5. Sample Python and R Code

import pandas as pd

data = pd.DataFrame(
    {
        "event": ["BOP", "Flow", "Flow", "Flow", "EOP"],
        "date": pd.to_datetime(
            ["2024-01-01", "2024-01-05", "2024-01-15", "2024-01-25", "2024-01-31"]
        ),
        "amount": [1_000_000, 50_000, -20_000, 10_000, 1_080_000],
    }
)

start = data.loc[0, "date"]
end = data.loc[len(data) - 1, "date"]
period_days = (end - start).days

flows = data.iloc[1:-1].copy()
flows["days"] = (flows["date"] - start).dt.days
flows["weight"] = (period_days - flows["days"]) / period_days

B = data.loc[data["event"] == "BOP", "amount"].iloc[0]
E = data.loc[data["event"] == "EOP", "amount"].iloc[0]
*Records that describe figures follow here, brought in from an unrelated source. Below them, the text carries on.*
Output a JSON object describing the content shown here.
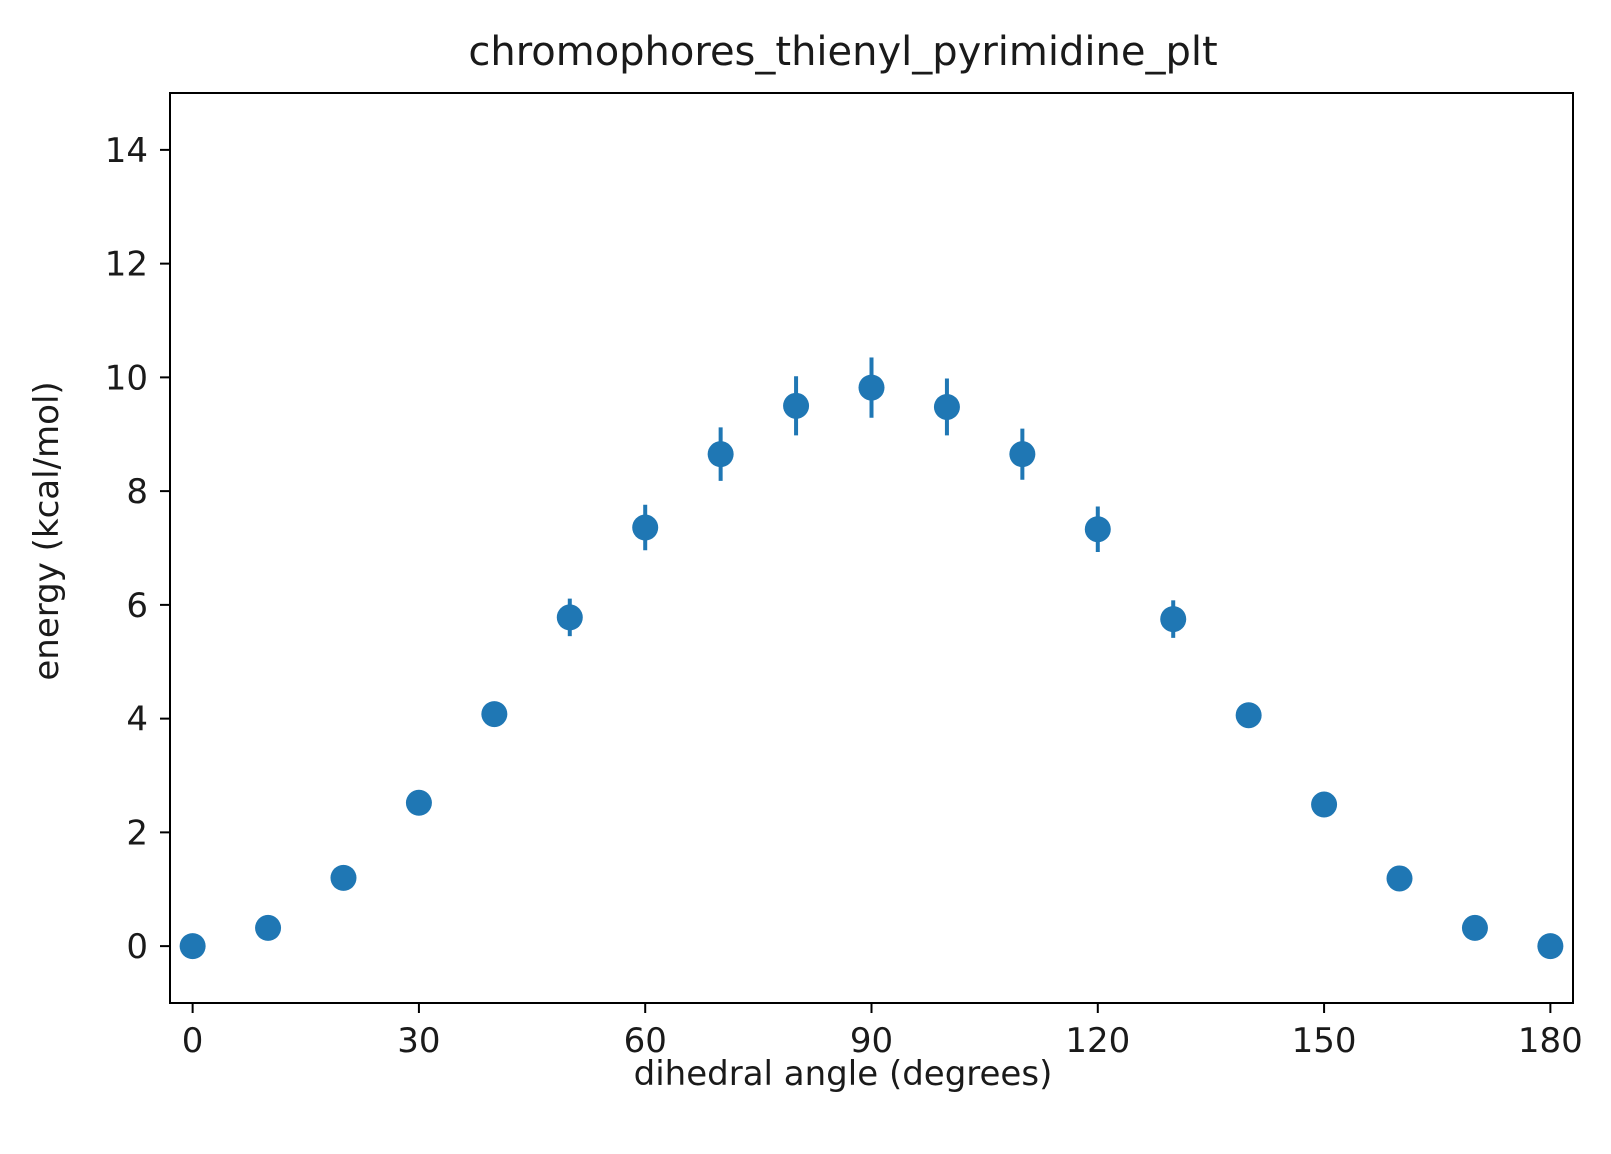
{
  "chart_data": {
    "type": "scatter",
    "title": "chromophores_thienyl_pyrimidine_plt",
    "xlabel": "dihedral angle (degrees)",
    "ylabel": "energy (kcal/mol)",
    "xlim": [
      -3,
      183
    ],
    "ylim": [
      -1,
      15
    ],
    "xticks": [
      0,
      30,
      60,
      90,
      120,
      150,
      180
    ],
    "yticks": [
      0,
      2,
      4,
      6,
      8,
      10,
      12,
      14
    ],
    "grid": false,
    "color": "#1f77b4",
    "series": [
      {
        "x": [
          0,
          10,
          20,
          30,
          40,
          50,
          60,
          70,
          80,
          90,
          100,
          110,
          120,
          130,
          140,
          150,
          160,
          170,
          180
        ],
        "y": [
          0.0,
          0.32,
          1.2,
          2.52,
          4.08,
          5.78,
          7.36,
          8.65,
          9.5,
          9.82,
          9.48,
          8.65,
          7.33,
          5.75,
          4.06,
          2.49,
          1.19,
          0.32,
          0.0
        ],
        "yerr": [
          0.0,
          0.03,
          0.06,
          0.1,
          0.15,
          0.33,
          0.4,
          0.47,
          0.52,
          0.53,
          0.5,
          0.45,
          0.4,
          0.33,
          0.2,
          0.1,
          0.05,
          0.03,
          0.0
        ]
      }
    ]
  }
}
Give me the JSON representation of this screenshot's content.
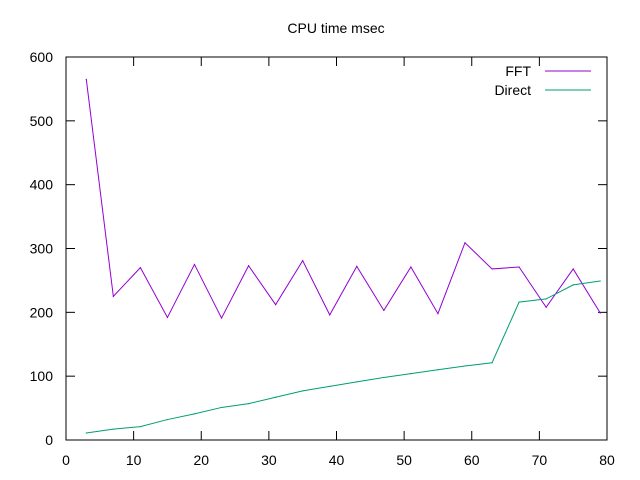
{
  "chart_data": {
    "type": "line",
    "title": "CPU time msec",
    "xlabel": "",
    "ylabel": "",
    "xlim": [
      0,
      80
    ],
    "ylim": [
      0,
      600
    ],
    "xticks": [
      0,
      10,
      20,
      30,
      40,
      50,
      60,
      70,
      80
    ],
    "yticks": [
      0,
      100,
      200,
      300,
      400,
      500,
      600
    ],
    "grid": false,
    "legend_position": "top-right",
    "series": [
      {
        "name": "FFT",
        "color": "#9400d3",
        "x": [
          3,
          7,
          11,
          15,
          19,
          23,
          27,
          31,
          35,
          39,
          43,
          47,
          51,
          55,
          59,
          63,
          67,
          71,
          75,
          79
        ],
        "y": [
          565,
          225,
          270,
          192,
          275,
          191,
          273,
          212,
          281,
          196,
          272,
          203,
          271,
          198,
          309,
          268,
          271,
          208,
          268,
          199
        ]
      },
      {
        "name": "Direct",
        "color": "#009e73",
        "x": [
          3,
          7,
          11,
          15,
          19,
          23,
          27,
          31,
          35,
          39,
          43,
          47,
          51,
          55,
          59,
          63,
          67,
          71,
          75,
          79
        ],
        "y": [
          11,
          17,
          21,
          32,
          41,
          51,
          57,
          67,
          77,
          84,
          91,
          98,
          104,
          110,
          116,
          121,
          216,
          221,
          243,
          249
        ]
      }
    ]
  }
}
weighted_flows = (flows["amount"] * flows["weight"]).sum()
net_flows = flows["amount"].sum()

return_md = (E - B - net_flows) / (B + weighted_flows)
print(f"Modified Dietz return: {return_md:.4%}")
library(dplyr)
library(lubridate)

data <- tibble::tibble(
  event = c("BOP", "Flow", "Flow", "Flow", "EOP"),
  date = as_date(c("2024-01-01", "2024-01-05", "2024-01-15", "2024-01-25", "2024-01-31")),
  amount = c(1000000, 50000, -20000, 10000, 1080000)
)

start <- data$date[1]
end <- data$date[n()]
period_days <- as.numeric(end - start)

flows <- data %>%
  slice(2:(n() - 1)) %>%
  mutate(
    days = as.numeric(date - start),
    weight = (period_days - days) / period_days
  )

B <- data$amount[1]
E <- data$amount[n()]

weighted_flows <- sum(flows$amount * flows$weight)
net_flows <- sum(flows$amount)

return_md <- (E - B - net_flows) / (B + weighted_flows)
scales::percent(return_md, accuracy = 0.01)

6. Output Table

Metric Value
Modified Dietz Return 3.87%
Net External Flows 40,000
Weighted Capital Base 1,034,666.67

7. Conclusion

The modified Dietz template captures capital-weighted performance while respecting cash flow timing. Use this structure when you need a quick sanity check against custodial money-weighted returns or when documenting validation test cases in FinFacts.